United States District Court, D. Arizona
May 21, 2014
GoDaddy.com LLC, Plaintiff,
RPost Communications Limited, et al., Defendants.
JAMES A. TEILBORG, Senior District Judge.
Pending before the Court is Defendants' motion to seal its motion to dismiss, filed as Doc. 33 and captioned as "Defendants' Motion to Seal (I) Defendants RPost International Limited's and RMail Limited's Motion to Dismiss Counts II-XII of the Complaint Under Fed.R.Civ.P. 12(b)(1), (II) Declaration of Zafar Khan in Support Thereof, and (III) Exhibits A and B to the Khan Declaration Pursuant to LRCiv 5.6" (the "Motion"). The Court now rules on the Motion.
I. Legal Standard
The Ninth Circuit Court of Appeals has recognized "a strong presumption in favor of access to court records." Foltz v. State Farm Mut. Auto. Ins. Co., 331 F.3d 1122, 1135 (9th Cir. 2003). The public has a general right of access "to inspect and copy... judicial records and documents, " Nixon v. Warner Commc'ns, Inc., 435 U.S. 589, 597 (1978), which "extends to pretrial documents filed in civil cases." Foltz, 331 F.3d at 1134. The only exceptions are those documents that have "traditionally been kept secret for important policy reasons, " namely grand jury transcript and certain warrant materials. See Kamakana v. City & Cnty. of Honolulu, 447 F.3d 1172, 1178 (9th Cir. 2006).

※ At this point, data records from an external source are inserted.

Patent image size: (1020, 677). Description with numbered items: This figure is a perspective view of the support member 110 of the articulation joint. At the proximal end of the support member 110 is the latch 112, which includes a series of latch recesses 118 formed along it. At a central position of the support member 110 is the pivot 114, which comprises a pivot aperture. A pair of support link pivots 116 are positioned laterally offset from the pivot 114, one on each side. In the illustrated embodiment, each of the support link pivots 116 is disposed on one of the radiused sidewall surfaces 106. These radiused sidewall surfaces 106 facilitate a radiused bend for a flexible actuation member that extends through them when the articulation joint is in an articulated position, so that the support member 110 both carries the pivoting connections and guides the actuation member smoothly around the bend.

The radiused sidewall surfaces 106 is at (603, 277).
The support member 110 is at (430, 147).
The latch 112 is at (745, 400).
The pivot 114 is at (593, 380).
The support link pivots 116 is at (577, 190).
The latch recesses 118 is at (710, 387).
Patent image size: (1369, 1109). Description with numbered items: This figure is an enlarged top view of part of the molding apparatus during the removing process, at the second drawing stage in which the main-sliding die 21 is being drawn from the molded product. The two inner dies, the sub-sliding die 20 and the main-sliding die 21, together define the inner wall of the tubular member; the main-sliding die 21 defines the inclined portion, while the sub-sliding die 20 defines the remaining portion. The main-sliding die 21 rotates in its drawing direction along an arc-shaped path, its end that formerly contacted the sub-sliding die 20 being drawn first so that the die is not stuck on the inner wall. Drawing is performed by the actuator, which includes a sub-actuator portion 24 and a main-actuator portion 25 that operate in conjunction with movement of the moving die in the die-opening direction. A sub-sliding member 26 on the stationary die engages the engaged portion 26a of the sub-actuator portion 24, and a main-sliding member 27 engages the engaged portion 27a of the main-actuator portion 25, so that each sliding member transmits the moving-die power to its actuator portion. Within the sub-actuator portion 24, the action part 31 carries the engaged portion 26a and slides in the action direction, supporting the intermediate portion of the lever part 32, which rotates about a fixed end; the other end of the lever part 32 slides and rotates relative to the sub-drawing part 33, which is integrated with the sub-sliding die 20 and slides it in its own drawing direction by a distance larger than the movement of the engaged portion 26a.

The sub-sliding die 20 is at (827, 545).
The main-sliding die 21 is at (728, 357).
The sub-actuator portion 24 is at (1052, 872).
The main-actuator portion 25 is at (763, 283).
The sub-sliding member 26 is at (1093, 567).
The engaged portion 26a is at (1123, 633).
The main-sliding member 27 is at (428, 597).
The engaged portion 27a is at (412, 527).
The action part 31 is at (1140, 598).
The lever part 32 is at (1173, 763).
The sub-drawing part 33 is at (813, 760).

Because of the strong presumption in favor of access to court records, a party seeking to seal a judicial record "bears the burden of overcoming this strong presumption by meeting the compelling reasons' standard." Id. That party must "articulate compelling reasons supported by specific factual findings that outweigh the general history of access and the public policies favoring disclosure, such as the public interest in understanding the judicial process." Id. at 1178-79 (internal quotation marks and citations omitted). A court deciding to seal judicial records must "base its decision on a compelling reason and articulate the factual basis for its ruling, without relying on hypothesis or conjecture." Id. at 1179 (quoting Hagestad v. Tragesser, 49 F.3d 1430, 1434 (9th Cir. 1995)).
"In general, compelling reasons' sufficient to outweigh the public's interest in disclosure and justify sealing court records exist when such court files might have become a vehicle for improper purposes, ' such as the use of records to gratify private spite, promote public scandal, circulate libelous statements, or release trade secrets." Id. (quoting Nixon, 435 U.S. at 598). "The mere fact that the production of records may lead to a litigant's embarrassment, incrimination, or exposure to further litigation will not, without more, compel the court to seal its records." Id.
Accordingly, a party's allegations that material is "confidential" or "business information" are insufficient to justify sealing court records containing such material unless the party proves the existence of compelling reasons such as those set forth in Kamakana. Krause v. Nev. Mut. Ins. Co., 2013 WL 3776146, at *5 (D. Nev. July 16, 2013) (citing Kamakana, 447 F.3d at 1179). Moreover, because "confidentiality alone does not transform business information into a trade secret, " a party alleging trade secret protection as a basis for sealing court records must show that the business information is in fact a trade secret. St. Clair v. Nellcor Puritan Bennett LLC, 2011 WL 5335559, at *2 (D. Ariz. Nov. 7, 2011). Thus, only in extremely limited circumstances will confidential information actually merit the sealing of court records. See Kamakana, 447 F.3d at 1182 (finding that conclusory statements about the content of documents did not provide "compelling reasons sufficiently specific to bar the public access to the documents").
Defendants' sole basis for sealing their motion to dismiss is "because (i) the Khan Declaration and Exhibits A and B thereto contain Defendants' highly-confidential information and (ii) the Motion to Dismiss, which relies on the Khan Declaration and Exhibits A and B, includes therein much of this highly-confidential information." (Doc. 33 at 2). Defendants do not elaborate as to the nature of this "highly-confidential information, " and have not met their burden of proving compelling reasons exist for sealing.
For the foregoing reasons,
IT IS ORDERED denying Defendants' Motion to Seal (Doc. 33).
IT IS FURTHER ORDERED striking Defendants RPost International Limited's and RMail Limited's Motion to Dismiss Counts II-XII of the Complaint Under Fed.R.Civ.P. 12(b)(1) (currently lodged as Doc. 34) and Defendants' Proposed Additional Attachments to Main Document (currently lodged as Doc. 36). Docs. 34 & 36 shall remain under seal.
IT IS FURTHER ORDERED that on or before May 22, 2014 Defendants shall file an Answer or other responsive pleading addressing those counts that were addressed in the now-stricken motion at Doc. 34.